What it means: Ogbah is the most important player in the Dolphins’ defensive front because he has the versatility to play in any scheme, which is critical to make the hybrid system work.

By re-signing the 28-year-old, anything Miami does to enhance its defensive line from here on out is a luxury because the unit now has five capable NFL starters in Ogbah, Christian Wilkins, Raekwon Davis, Jaelan Phillips and Zach Sieler.

QB Teddy Bridgewater — Signing a one-year deal with a max value of $10M ($6.5M guaranteed money).

The player: Bridgewater, a South Florida native, will be joining his fifth NFL team in his ninth season. He holds a 33-30 record as an NFL starter, and has a cumulative passer rating of 90.7.

He started 14 games for the Denver Broncos last season, going 7-7, completing 66.9 percent of his passes while throwing for 3,052 yards, with 18 touchdowns and seven interceptions.

What it means: Bridgewater is a perfect fit for the Mike Shanahan-inspired offense new Dolphins coach Mike McDaniel intends on installing. He’s a play-action based quarterback who has movement skills, and throws with accuracy and precision. While 2020 first-round pick Tua Tagovailoa viewed as Miami’s starting quarterback we could be looking at a Ryan Tannehill-Marcus Mariota-like situation if the 2020 first-round pick falters.

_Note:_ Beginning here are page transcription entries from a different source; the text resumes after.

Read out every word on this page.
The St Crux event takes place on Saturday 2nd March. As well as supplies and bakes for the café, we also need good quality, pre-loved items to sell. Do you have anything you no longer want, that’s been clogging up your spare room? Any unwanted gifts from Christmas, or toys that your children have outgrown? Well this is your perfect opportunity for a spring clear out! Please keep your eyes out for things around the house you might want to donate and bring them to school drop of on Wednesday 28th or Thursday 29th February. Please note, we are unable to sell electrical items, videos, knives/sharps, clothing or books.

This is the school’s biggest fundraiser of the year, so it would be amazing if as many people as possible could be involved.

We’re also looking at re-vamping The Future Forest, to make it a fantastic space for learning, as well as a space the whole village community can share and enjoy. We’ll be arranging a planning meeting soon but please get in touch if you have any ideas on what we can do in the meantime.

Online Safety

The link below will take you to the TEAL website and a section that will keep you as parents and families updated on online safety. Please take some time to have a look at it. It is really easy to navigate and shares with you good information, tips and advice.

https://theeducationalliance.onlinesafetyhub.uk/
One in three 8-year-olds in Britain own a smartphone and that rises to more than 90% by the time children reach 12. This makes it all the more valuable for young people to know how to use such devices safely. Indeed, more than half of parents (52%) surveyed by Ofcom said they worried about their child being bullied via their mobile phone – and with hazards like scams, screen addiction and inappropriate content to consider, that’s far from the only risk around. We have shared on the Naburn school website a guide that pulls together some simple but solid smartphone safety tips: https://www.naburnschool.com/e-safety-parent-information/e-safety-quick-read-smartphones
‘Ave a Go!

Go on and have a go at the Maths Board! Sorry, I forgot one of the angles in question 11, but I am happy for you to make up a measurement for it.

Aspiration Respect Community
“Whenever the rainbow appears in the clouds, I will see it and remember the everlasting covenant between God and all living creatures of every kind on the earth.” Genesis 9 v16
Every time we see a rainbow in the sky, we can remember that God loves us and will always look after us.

Bridgewater has shined in every quarterback battle he’s been in during his career.

WR Cedric Wilson Jr. — Agreed to a three-year deal worth $22.8M, with $12.75M guaranteed.

The player: Wilson is an athletic, 6-foot-3 deep threat, who had a coming out party season last year in Dallas, setting career highs with 45 receptions, which he turned into 602 receiving yards and six touchdowns.

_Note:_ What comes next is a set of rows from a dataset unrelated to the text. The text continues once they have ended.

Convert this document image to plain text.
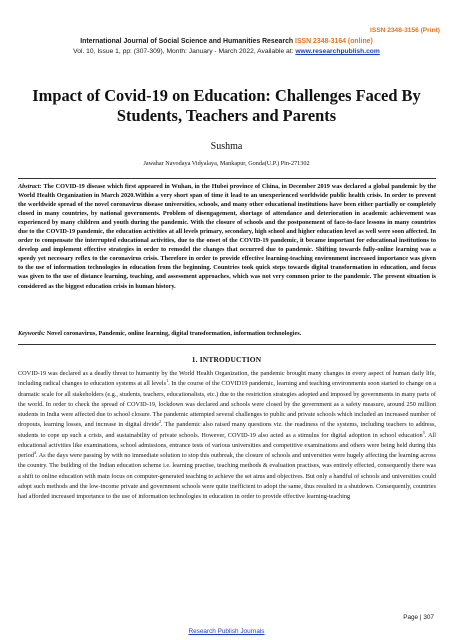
ISSN 2348-3156 (Print)
International Journal of Social Science and Humanities Research ISSN 2348-3164 (online)
Vol. 10, Issue 1, pp: (307-309), Month: January - March 2022, Available at: www.researchpublish.com
Impact of Covid-19 on Education: Challenges Faced By Students, Teachers and Parents
Sushma
Jawahar Navodaya Vidyalaya, Mankapur, Gonda(U.P.) Pin-271302
Abstract: The COVID-19 disease which first appeared in Wuhan, in the Hubei province of China, in December 2019 was declared a global pandemic by the World Health Organization in March 2020.Within a very short span of time it lead to an unexperienced worldwide public health crisis. In order to prevent the worldwide spread of the novel coronavirus disease universities, schools, and many other educational institutions have been either partially or completely closed in many countries, by national governments. Problem of disengagement, shortage of attendance and deterioration in academic achievement was experienced by many children and youth during the pandemic. With the closure of schools and the postponement of face-to-face lessons in many countries due to the COVID-19 pandemic, the education activities at all levels primary, secondary, high school and higher education level as well were soon affected. In order to compensate the interrupted educational activities, due to the onset of the COVID-19 pandemic, it became important for educational institutions to develop and implement effective strategies in order to remodel the changes that occurred due to pandemic. Shifting towards fully-online learning was a speedy yet necessary reflex to the coronavirus crisis. Therefore in order to provide effective learning-teaching environment increased importance was given to the use of information technologies in education from the beginning. Countries took quick steps towards digital transformation in education, and focus was given to the use of distance learning, teaching, and assessment approaches, which was not very common prior to the pandemic. The present situation is considered as the biggest education crisis in human history.
Keywords: Novel coronavirus, Pandemic, online learning, digital transformation, information technologies.
1. INTRODUCTION
COVID-19 was declared as a deadly threat to humanity by the World Health Organization, the pandemic brought many changes in every aspect of human daily life, including radical changes to education systems at all levels$^1$. In the course of the COVID19 pandemic, learning and teaching environments soon started to change on a dramatic scale for all stakeholders (e.g., students, teachers, educationalists, etc.) due to the restriction strategies adopted and imposed by governments in many parts of the world. In order to check the spread of COVID-19, lockdown was declared and schools were closed by the government as a safety measure, around 250 million students in India were affected due to school closure. The pandemic attempted several challenges to public and private schools which included an increased number of dropouts, learning losses, and increase in digital divide$^2$. The pandemic also raised many questions viz. the readiness of the systems, including teachers to address, students to cope up such a crisis, and sustainability of private schools. However, COVID-19 also acted as a stimulus for digital adoption in school education$^3$. All educational activities like examinations, school admissions, entrance tests of various universities and competitive examinations and others were being held during this period$^4$. As the days were passing by with no immediate solution to stop this outbreak, the closure of schools and universities were hugely affecting the learning across the country. The building of the Indian education scheme i.e. learning practise, teaching methods & evaluation practises, was entirely effected, consequently there was a shift to online education with main focus on computer-generated teaching to achieve the set aims and objectives. But only a handful of schools and universities could adopt such methods and the low-income private and government schools were quite inefficient to adopt the same, thus resulted in a shutdown. Consequently, countries had afforded increased importance to the use of information technologies in education in order to provide effective learning-teaching
Page | 307
Research Publish Journals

What it means: Wilson has the versatility to run every route needed in Miami’s offense, which should make him an ideal complement for Jaylen Waddle and DeVante Parker, if the Dolphins decide to keep the eighth-year veteran. While depth remains an issue at receiver, Miami now possesses three NFL starters, and four potential playmakers if Lynn Bowden Jr. is factored in.

RB Chase Edmonds — Agreed to two-year, $12M deal with $6.1M of it guaranteed.

The player: Edmonds has started 15 of the 57 games he’s played in his first four seasons, rushing for 1,551 yards and scoring nine rushing touchdowns on the 333 carries he had in regular-season games. He’s also caught 128 passes for 921 yards and scored five touchdowns on receptions. Throughout his career, he’s caught 78 percent of the passes thrown his way and averaged 7.2 yards per reception.

What it means: McDaniel has added a Deebo Samuels-like playmaker to Miami’s offense, giving the team a versatile athlete who can seamlessly go from tailback to receiver on any given snap. Most importantly, Edmonds has the speed to get to the edge on wide-zone runs, which is the scheme this offense intends to run. He’ll compete with Myles Gaskin, Salvon Ahmed and Gerrid Doak for playing time and the starting spot.

CB Keion Crossen — Agreed to a three-year, $10.5M deal.

The player: Crossen, a former Western Carolina standout, has contributed 86 tackles, one sack, forced one fumble and recovered one during his first four seasons in the NFL. He’s played 501 snaps on defense, and 938 snaps on special teams the past three seasons.

What it means: Crossen is respected as a tough, and physical cornerback who has excelled on special teams throughout his career. He’s been traded twice in his four seasons for a pair of sixth-round picks, so he has ability that NFL teams covet. Where he fits into this secondary likely depends on how well he can man the nickel spot.